I know, for sure, that I'm not in very good cycling shape. I would venture a guess that while most people out on the road are in August-shape, I'm more in April-shape. You know what it feels like to occasionally feel good pushing the pedals, but you know you really don't have much depth of fitness or speed? Whether you do or don't, that is where I am. Too much time between rides, too many one to two week breaks, too much beer (or gin or tequila or wine or vodka - well, anyway, you get the point) and the end result is that you can be pedaling around in August with April fitness. But knowing that on a rational level didn't stop me from going out for the Morning Ride today. And really, that was stupid.
It wasn't a brilliant beginning when I didn't get to the start on time. I saw the group way down the road and started after them. It took about 2.5 miles of me going "fast" and them dawdling along, but I managed to catch them a few blocks before the drop down Waneta onto the Palouse Highway. And then . . . something happened that I don't ever recall happening before. I got dropped going downhill. Not panicking, I picked up my speed and caught the tail of the group just as the hill up to Baltimore started. Bad timing for me. I got dropped again. Hard. How hard did I get dropped, you ask?
- I was so far back that some guys in the group thought about leaving gel pack and water provisions along the road so I could find my way.
- I was so far back that Tim Pawlenty felt bad for me. (Apparently election year jokes don't age very well - does anyone buy Ma Pawlenty even remember Tim's candidacy?)

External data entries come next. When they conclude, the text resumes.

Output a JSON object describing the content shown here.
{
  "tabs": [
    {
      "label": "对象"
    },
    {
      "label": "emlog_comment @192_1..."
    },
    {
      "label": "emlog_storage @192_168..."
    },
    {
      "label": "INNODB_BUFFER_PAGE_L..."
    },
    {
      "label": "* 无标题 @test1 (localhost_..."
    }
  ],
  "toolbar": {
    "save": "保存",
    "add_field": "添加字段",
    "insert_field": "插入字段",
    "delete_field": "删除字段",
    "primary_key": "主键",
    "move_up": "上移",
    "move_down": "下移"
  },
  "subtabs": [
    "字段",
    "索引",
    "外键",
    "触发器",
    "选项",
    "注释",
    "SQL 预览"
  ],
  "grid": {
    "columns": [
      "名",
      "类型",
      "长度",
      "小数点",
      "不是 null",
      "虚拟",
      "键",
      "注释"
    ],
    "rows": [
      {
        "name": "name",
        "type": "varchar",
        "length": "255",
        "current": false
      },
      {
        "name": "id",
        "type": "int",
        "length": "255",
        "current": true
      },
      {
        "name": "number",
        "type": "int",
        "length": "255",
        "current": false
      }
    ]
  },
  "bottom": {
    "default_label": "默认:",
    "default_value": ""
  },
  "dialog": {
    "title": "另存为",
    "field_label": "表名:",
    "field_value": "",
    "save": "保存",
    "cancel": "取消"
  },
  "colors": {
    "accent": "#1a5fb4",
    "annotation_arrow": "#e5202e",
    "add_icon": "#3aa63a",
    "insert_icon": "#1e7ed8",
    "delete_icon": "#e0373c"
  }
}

- I was so slow that a boy scout offered to help me across the street.
- I was so bad off that even the Spokane Police Department deemed that I wasn't a threat.
- I was so far behind I got worried about getting lapped.

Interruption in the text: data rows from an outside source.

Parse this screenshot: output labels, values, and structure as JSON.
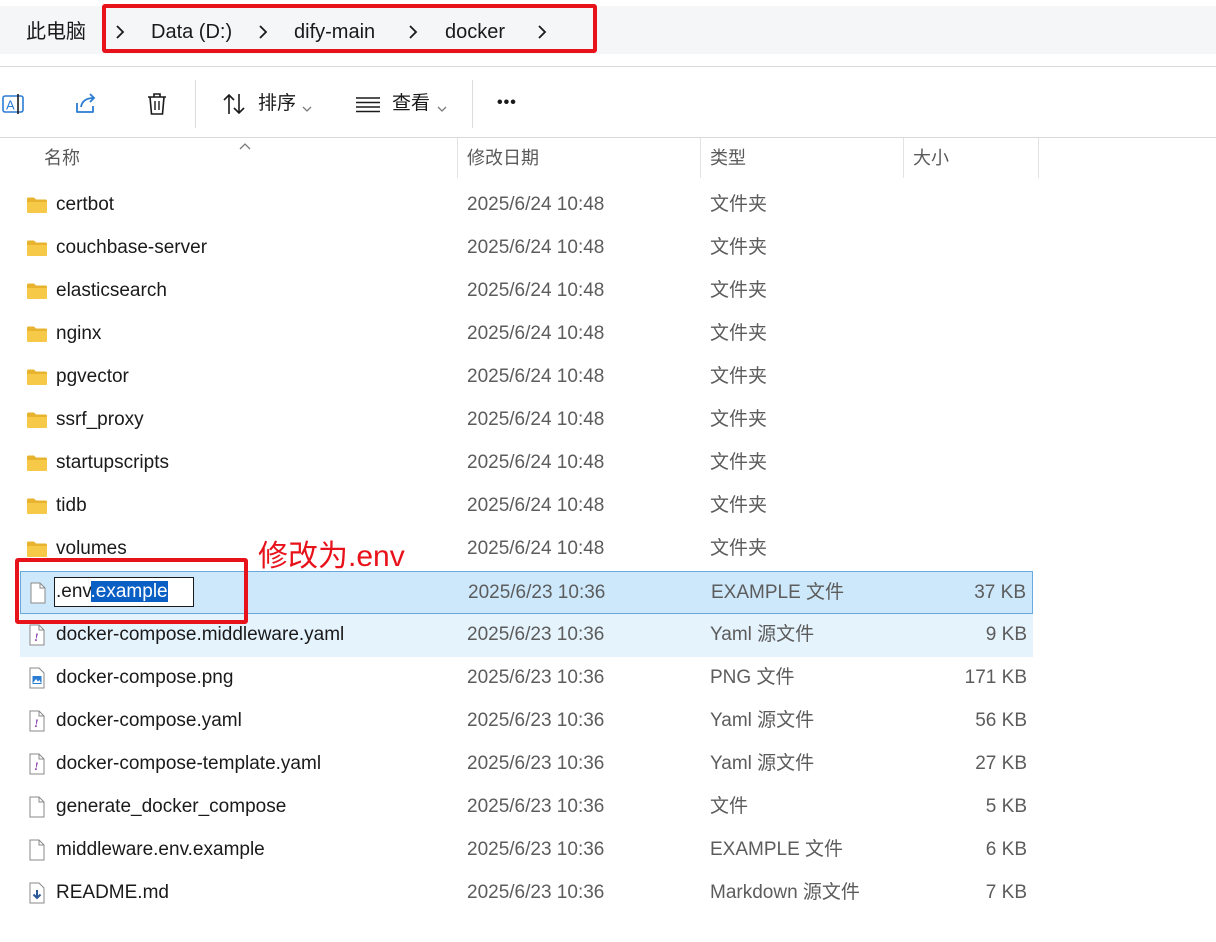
{
  "address": {
    "root": "此电脑",
    "crumbs": [
      "Data (D:)",
      "dify-main",
      "docker"
    ]
  },
  "toolbar": {
    "sort_label": "排序",
    "view_label": "查看",
    "more_label": "•••"
  },
  "columns": {
    "name": "名称",
    "date": "修改日期",
    "type": "类型",
    "size": "大小"
  },
  "files": [
    {
      "name": "certbot",
      "date": "2025/6/24 10:48",
      "type": "文件夹",
      "size": "",
      "icon": "folder-icon"
    },
    {
      "name": "couchbase-server",
      "date": "2025/6/24 10:48",
      "type": "文件夹",
      "size": "",
      "icon": "folder-icon"
    },
    {
      "name": "elasticsearch",
      "date": "2025/6/24 10:48",
      "type": "文件夹",
      "size": "",
      "icon": "folder-icon"
    },
    {
      "name": "nginx",
      "date": "2025/6/24 10:48",
      "type": "文件夹",
      "size": "",
      "icon": "folder-icon"
    },
    {
      "name": "pgvector",
      "date": "2025/6/24 10:48",
      "type": "文件夹",
      "size": "",
      "icon": "folder-icon"
    },
    {
      "name": "ssrf_proxy",
      "date": "2025/6/24 10:48",
      "type": "文件夹",
      "size": "",
      "icon": "folder-icon"
    },
    {
      "name": "startupscripts",
      "date": "2025/6/24 10:48",
      "type": "文件夹",
      "size": "",
      "icon": "folder-icon"
    },
    {
      "name": "tidb",
      "date": "2025/6/24 10:48",
      "type": "文件夹",
      "size": "",
      "icon": "folder-icon"
    },
    {
      "name": "volumes",
      "date": "2025/6/24 10:48",
      "type": "文件夹",
      "size": "",
      "icon": "folder-icon"
    },
    {
      "name": ".env.example",
      "date": "2025/6/23 10:36",
      "type": "EXAMPLE 文件",
      "size": "37 KB",
      "icon": "file-icon"
    },
    {
      "name": "docker-compose.middleware.yaml",
      "date": "2025/6/23 10:36",
      "type": "Yaml 源文件",
      "size": "9 KB",
      "icon": "yaml-file-icon"
    },
    {
      "name": "docker-compose.png",
      "date": "2025/6/23 10:36",
      "type": "PNG 文件",
      "size": "171 KB",
      "icon": "image-file-icon"
    },
    {
      "name": "docker-compose.yaml",
      "date": "2025/6/23 10:36",
      "type": "Yaml 源文件",
      "size": "56 KB",
      "icon": "yaml-file-icon"
    },
    {
      "name": "docker-compose-template.yaml",
      "date": "2025/6/23 10:36",
      "type": "Yaml 源文件",
      "size": "27 KB",
      "icon": "yaml-file-icon"
    },
    {
      "name": "generate_docker_compose",
      "date": "2025/6/23 10:36",
      "type": "文件",
      "size": "5 KB",
      "icon": "file-icon"
    },
    {
      "name": "middleware.env.example",
      "date": "2025/6/23 10:36",
      "type": "EXAMPLE 文件",
      "size": "6 KB",
      "icon": "file-icon"
    },
    {
      "name": "README.md",
      "date": "2025/6/23 10:36",
      "type": "Markdown 源文件",
      "size": "7 KB",
      "icon": "markdown-file-icon"
    }
  ],
  "rename": {
    "prefix": ".env",
    "selected": ".example"
  },
  "annotation": {
    "text": "修改为.env",
    "color": "#e8121b"
  },
  "colors": {
    "selection_bg": "#cde8fb",
    "hover_bg": "#e5f3fd",
    "folder": "#f7c948"
  }
}
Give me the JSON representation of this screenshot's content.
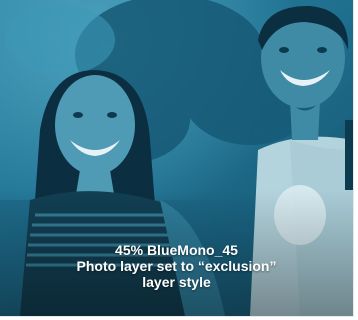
{
  "photo": {
    "label": "photo-tile"
  },
  "caption": {
    "line1": "45% BlueMono_45",
    "line2": "Photo layer set to “exclusion”",
    "line3": "layer style"
  },
  "colors": {
    "tint_dark": "#0f4a63",
    "tint_mid": "#1f6f8f",
    "tint_light": "#4aa3c0",
    "caption_text": "#ffffff"
  }
}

- I was so far behind that when I got back to Hatch Road, I immediately headed up to try to be on time for Wednesday's ride.
- I was so weak that Jens Voigt called me and said I was never allowed to say his name again.
- I was so slow that a couple of moms with strollers passed me on High Drive yelling "biker up!"
- It was so bad off that a Sheriff pulled me over and ticketed me for impersonating a bike rider.
- I was so slow that when I checked to see if my brake was rubbing, the brake actually laughed at me.
- I was so far behind that Tom Wessels felt bad about making fun of me. Sure, he did it anyway, but he felt bad.
- I was so far behind that Alberto Contador called me to offer me some of his beef.
- I was so slow that I went to the physical therapist to see if there was something wrong and they told me that if I was really diligent with my therapy that in a few months I could buy a bike and use it to get some exercise.